By adopting the FAIREST approach, researchers acknowledge that constructing a research corpus involves a combination of technical, contextual criteria, and their own expertise and judgment. This approach acknowledges the dynamic nature of research data, embraces transparency in source attribution, and acknowledges the limitations inherent in the corpus construction process. It emphasizes the responsibility of researchers in rendering an account of their corpus and being aware of its context, ultimately promoting a more comprehensive approach to data management and research practices. As for the reproducibility of the corpus, it is now merely a theoretical concept. The paramount concern revolves around its quality, a guarantee that solely human expertise can provide.

2.6 Method, 1. replicating the method?

One might argue that the reproducibility requirement is more applicable to methods than to corpora. The crucial aspect for reproducibility is that researchers can access the corpus to manipulate it and verify the outcomes. Nevertheless, it is uncertain whether the availability of the primary corpus is sufficient for potential censors to replicate our procedures, as in the digital humanities the method modifies the corpus along the way.

Computational approaches in the humanities often focus on sorting and creating sub-corpora indeed. These corpora are the actual corpora studied, through procedures that require numerous micro-decisions that are challenging to trace. For example, Visual Contagions' primary objective is to identify images that have been reproduced several times or imitated from a global corpus. Before that stage, we require algorithms to isolate and segment the periodical illustrations in the primary corpus, which are then grouped by visual similarity. The segmentation algorithm restores the coordinates of each illustration in the pixel matrix of a periodical's page, allowing us to reduce each illustration to a vector that is projected into a specific geometric space using Principal Components Regression. This enables us to recover batches of images based on visual similarity. Each image inherits the date, title, place, and type of publication from its medium. It is therefore possible to track batches of similar images in space and time, based on the clusters recovered by comparing illustrations. So far, the process seems easy to reproduce. However, using the same algorithms would not be enough to reproduce the approach: they need to be parameterised, and these parameterisations have been often intuitive.

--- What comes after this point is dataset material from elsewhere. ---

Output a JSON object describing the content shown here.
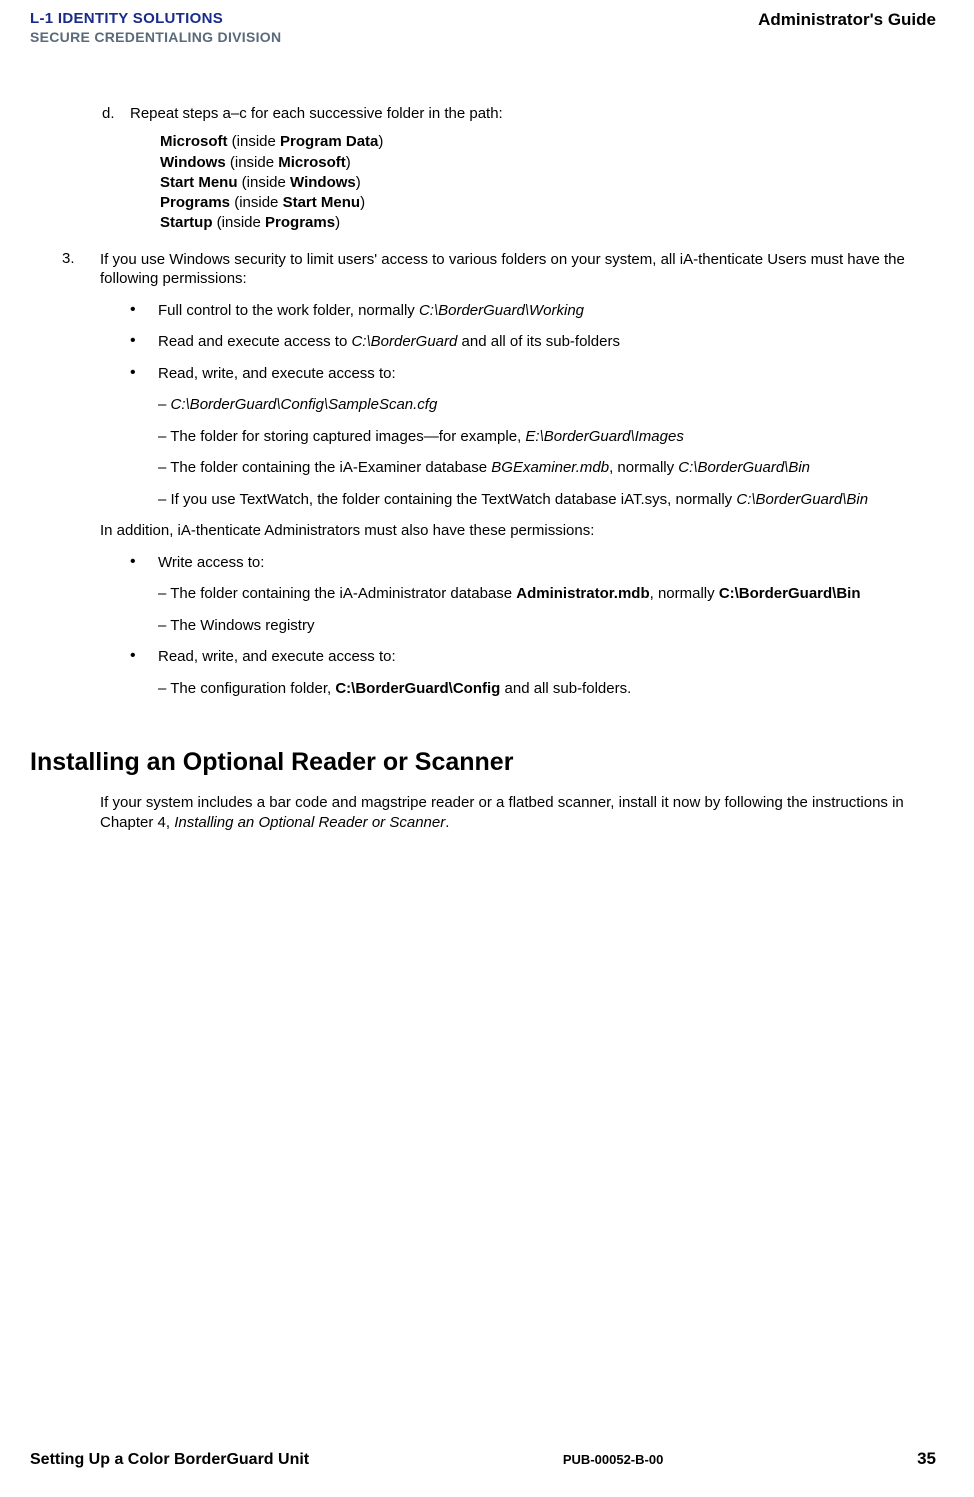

Why did we choose this algorithm over another? Only because the results it provided were more in line with our expectations -grouping images by similarity, without preventing the recovery of exact duplicates. First, we built the vectors summarising each image (features) using a widespread network, ResNet18, itself trained for classification on ImageNet, with 11 million parameters, and without reprocessing the dimensions of the vectors. The results were disappointing: when searching for known and widespread images in the corpus, the network only returned a small number of duplicates. From trial and error, we settled on the ViT network and the DINO training method: the results were more suitable, and the computation time was reasonable (Champenois & Joyeux-Prunel, 2023).Thus, from a rational point of view, one could say that we adapted the method to the results we wanted; a very questionable approach.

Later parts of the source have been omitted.